Having nearly $13 billion invested in Western common stocks is a pretty clear indication that Buffett and his closest confidants believe the spot price of oil will remain high, or even rise further. The ongoing war between Russia and Ukraine, along with several years of reduced capital investment by major energy companies due to the COVID-19 pandemic, has led to a tightening of oil supplies around the world entire. Whenever the supply of an important product is limited, it is likely that the price of that product will increase.
What is remarkable about Occidental Petroleum, compared to other integrated oil and gas operators, is that it generates most of its revenue from its drilling operations. This means that its operating performance is considerably more sensitive to changes in the spot price of crude oil than that of other integrated energy companies. If the spot price of crude oil remains high, Occidental will benefit disproportionately.
Find out which stock Warren Buffett is almost guaranteed to buy in 2024
Over the past two years, Apple and Occidental Petroleum were regularly purchased stocks for Buffett and his team. But if I had to bet on which stock is most likely to be bought by Warren Buffett in 2024, neither company would be at the top of the list.
Interestingly, the stocks Warren Buffett is all but guaranteed to buy in 2024 won’t appear on Berkshire Hathaway’s quarterly F13s. Instead, you’ll find evidence of these purchases toward the end of the company’s quarterly operating results. That’s right: the company with a practical lock for Buffett to buy in 2024 is… Berkshire Hathaway.
Prior to July 17, 2018, Berkshire Hathaway had a stock repurchase policy in place that allowed repurchases only if Berkshire’s shares fell to 120% or less of their value. book value (i.e. not more than 20% above the declared book value). At no time for more than half a decade before that date did Berkshire Hathaway shares reach that threshold. As a result, Buffett was never able to pull the trigger on any takeover.

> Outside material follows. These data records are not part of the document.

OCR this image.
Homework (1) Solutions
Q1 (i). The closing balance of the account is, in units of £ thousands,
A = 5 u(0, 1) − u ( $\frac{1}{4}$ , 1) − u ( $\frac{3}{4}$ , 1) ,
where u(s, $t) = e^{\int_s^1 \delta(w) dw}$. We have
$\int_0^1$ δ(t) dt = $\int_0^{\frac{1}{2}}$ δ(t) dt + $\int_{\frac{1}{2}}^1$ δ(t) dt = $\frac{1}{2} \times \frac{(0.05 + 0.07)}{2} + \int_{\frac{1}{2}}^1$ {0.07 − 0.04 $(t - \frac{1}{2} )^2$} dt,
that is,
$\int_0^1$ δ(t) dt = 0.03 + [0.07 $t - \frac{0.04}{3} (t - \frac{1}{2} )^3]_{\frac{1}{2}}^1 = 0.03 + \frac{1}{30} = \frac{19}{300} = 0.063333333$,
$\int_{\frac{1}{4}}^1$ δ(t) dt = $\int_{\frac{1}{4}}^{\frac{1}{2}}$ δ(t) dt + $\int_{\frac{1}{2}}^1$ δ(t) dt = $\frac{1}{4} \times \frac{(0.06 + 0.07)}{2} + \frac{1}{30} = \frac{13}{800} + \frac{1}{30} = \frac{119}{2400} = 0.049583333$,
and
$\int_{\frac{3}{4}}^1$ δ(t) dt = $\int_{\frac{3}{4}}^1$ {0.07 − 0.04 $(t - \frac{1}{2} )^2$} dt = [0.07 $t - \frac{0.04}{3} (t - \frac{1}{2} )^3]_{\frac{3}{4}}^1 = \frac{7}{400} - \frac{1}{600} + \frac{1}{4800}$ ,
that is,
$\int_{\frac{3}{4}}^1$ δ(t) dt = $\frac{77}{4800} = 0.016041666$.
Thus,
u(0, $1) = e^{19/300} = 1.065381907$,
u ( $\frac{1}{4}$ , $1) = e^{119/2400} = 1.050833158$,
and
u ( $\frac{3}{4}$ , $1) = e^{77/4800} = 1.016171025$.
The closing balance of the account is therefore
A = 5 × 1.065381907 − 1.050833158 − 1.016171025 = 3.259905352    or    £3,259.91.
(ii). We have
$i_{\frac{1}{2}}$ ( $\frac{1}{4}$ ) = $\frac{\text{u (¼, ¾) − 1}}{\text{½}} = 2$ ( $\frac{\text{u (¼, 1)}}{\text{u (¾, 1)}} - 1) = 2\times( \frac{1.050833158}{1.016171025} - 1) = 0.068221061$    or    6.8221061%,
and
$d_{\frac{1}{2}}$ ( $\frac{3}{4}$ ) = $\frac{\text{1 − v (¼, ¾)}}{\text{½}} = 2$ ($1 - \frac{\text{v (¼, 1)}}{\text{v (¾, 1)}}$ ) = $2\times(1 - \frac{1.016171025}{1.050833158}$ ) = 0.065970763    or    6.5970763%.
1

On July 17, 2018, Berkshire’s board of directors adopted new measures allowing its dynamic duo, Warren Buffett and the late, great Charlie Munger — to get off the proverbial bench and repurchase their company’s stock more frequently. For redemptions to take place:
- Berkshire Hathaway was required to have at least $30 billion in cash, cash equivalents and U.S. Treasury bills on its balance sheet; And
- Warren Buffett and Charlie Munger had to admit that Berkshire stock was inherently cheap.
Admittedly, I’m not entirely sure who, if anyone, will step in and play the role of Warren Buffett’s sidekick when it comes to stock buybacks in the future. What I TO DO know is that the Oracle of Omaha has oversaw the buyout of more than $72 billion value of Berkshire Hathaway shares since July 2018. Additionally, Buffett has repurchased his own company’s stock for 21 consecutive quartersuntil September 2023.
At the end of the most recent quarter, Berkshire’s cash flow hit a record high of $157.2 billion. With little value tickling the imagination of Buffett, Weschler or Combs, it’s a virtual guarantee that at least some of that cash will be deployed to buy back Berkshire’s common stock in 2024.
To add, Berkshire Hathaway does not pay a dividend. Buffett regularly rewards his long-term shareholders through buybacks. Reducing the number of shares outstanding over time should increase Berkshire’s shareholder ownership, similar to how Apple’s buyback program increased Berkshire’s stake in the company.
Additionally, reducing the number of outstanding shares of a company with stable or growing net income may increase earnings per share (EPS) over time. This helps Berkshire Hathaway become fundamentally even more attractive to value-seeking investors.